10:07Bei meinen Recherchen in Kenia erzählte mir eine Arbeiterin, dass ihnen bei ihrer Einstellung gesagt wurde, hier beschäftigen wir die Arbeitsunfähigen.
10:17Dies wurde ständig wiederholt, damit man seinen Platz kennt. Du kommst hierher, machst diese Arbeit und gehst wieder.
10:23Sie bekommen also das Gefühl, dass sie arbeitsunfähig sind und nicht hier sind, um sich weiterzuentwickeln.
10:28Es ist gut, dass Menschen, die sonst nicht viele Chancen haben, diese Art von Jobs bekommen.
10:33Das Problem ist die Qualität der Arbeitsplätze, die Perspektiven, die sie haben, sich zu entwickeln.
10:39Remotasks hat Kenia verlassen, aber mehrere andere Plattformen sind dort weiterhin tätig.
10:45Inzwischen gibt es eine wachsende Gewerkschaftsbewegung. Auch Joan Kinyua hat sich angeschlossen.
10:50Einerseits geht es ihr um bessere Bezahlung.
10:53Die Gewerkschaft wird sich für faire Arbeitsbedingungen und eine faire Bezahlung einsetzen und sich für Arbeitsgesetze stark machen.
11:01Zum anderen geht es um eine bessere psychologische Betreuung.
11:05Wir arbeiten an sehr schwierigen Projekten. Es geht um Leichen und so weiter.
11:10Und das wirkt sich auf die Psyche aus. Aber niemand interessiert sich dafür.
11:14Niemand kümmert sich, zum Beispiel einen Psychologen zu engagieren.
11:17Ähnliche Bestrebungen von Datenarbeitern, sich gewerkschaftlich zu organisieren, sind schon gescheitert.
11:23Ein Auftragnehmer des US-Technologie-Riesen Meta feuerte 185 Moderatoren von Facebook-Inhalten.
11:30Die Entlassenen verklagen das Unternehmen.
11:33Joan und ihre Mitstreiter setzen ihren Kampf für eine Gewerkschaft fort.
11:38Ebenso wie die US-Technologie-Meta.
11:42Kenia ist kein Müllplatz. Wir haben wirtschaftliche Probleme und Krisen, aber wir sind nicht dumm.
11:48Warum ist es so schwer, anerkannt zu werden und eine angemessene medizinische Versorgung zu bekommen?

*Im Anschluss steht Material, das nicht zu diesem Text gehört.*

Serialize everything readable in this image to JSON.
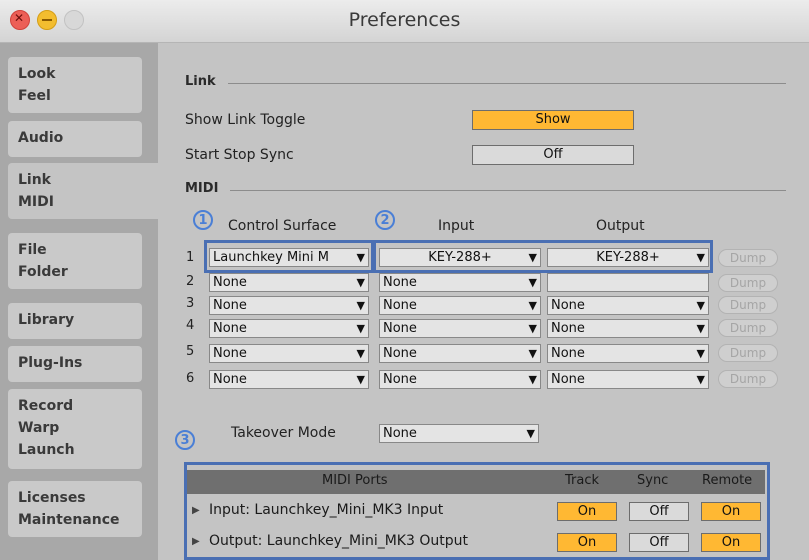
{
  "window": {
    "title": "Preferences"
  },
  "sidebar": {
    "tabs": [
      {
        "lines": [
          "Look",
          "Feel"
        ]
      },
      {
        "lines": [
          "Audio"
        ]
      },
      {
        "lines": [
          "Link",
          "MIDI"
        ]
      },
      {
        "lines": [
          "File",
          "Folder"
        ]
      },
      {
        "lines": [
          "Library"
        ]
      },
      {
        "lines": [
          "Plug-Ins"
        ]
      },
      {
        "lines": [
          "Record",
          "Warp",
          "Launch"
        ]
      },
      {
        "lines": [
          "Licenses",
          "Maintenance"
        ]
      }
    ]
  },
  "link": {
    "section_label": "Link",
    "show_toggle_label": "Show Link Toggle",
    "show_toggle_value": "Show",
    "start_stop_label": "Start Stop Sync",
    "start_stop_value": "Off"
  },
  "midi": {
    "section_label": "MIDI",
    "headers": {
      "control_surface": "Control Surface",
      "input": "Input",
      "output": "Output"
    },
    "dump_label": "Dump",
    "rows": [
      {
        "num": "1",
        "surface": "Launchkey Mini M",
        "input": "KEY-288+",
        "output": "KEY-288+"
      },
      {
        "num": "2",
        "surface": "None",
        "input": "None",
        "output": ""
      },
      {
        "num": "3",
        "surface": "None",
        "input": "None",
        "output": "None"
      },
      {
        "num": "4",
        "surface": "None",
        "input": "None",
        "output": "None"
      },
      {
        "num": "5",
        "surface": "None",
        "input": "None",
        "output": "None"
      },
      {
        "num": "6",
        "surface": "None",
        "input": "None",
        "output": "None"
      }
    ],
    "takeover_label": "Takeover Mode",
    "takeover_value": "None"
  },
  "annotations": {
    "badge1": "1",
    "badge2": "2",
    "badge3": "3"
  },
  "ports": {
    "headers": {
      "name": "MIDI Ports",
      "track": "Track",
      "sync": "Sync",
      "remote": "Remote"
    },
    "rows": [
      {
        "label": "Input:   Launchkey_Mini_MK3 Input",
        "track": "On",
        "sync": "Off",
        "remote": "On"
      },
      {
        "label": "Output: Launchkey_Mini_MK3 Output",
        "track": "On",
        "sync": "Off",
        "remote": "On"
      }
    ]
  },
  "colors": {
    "accent": "#ffb833",
    "highlight": "#4a6fb3",
    "badge": "#4a7fd6"
  }
}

11:54Warum ist es so schwer für uns, angemessen entlohnt zu werden und gute Arbeitsbedingungen zu bekommen?
11:59Wenn das in Amerika nicht der Fall ist, dann ist das in Kenia nicht der Fall.
12:04Die KI-Revolution schreitet voran.
12:07Und den KI-Arbeiterinnen ist klar, dass ihr Kampf gerade erst beginnt.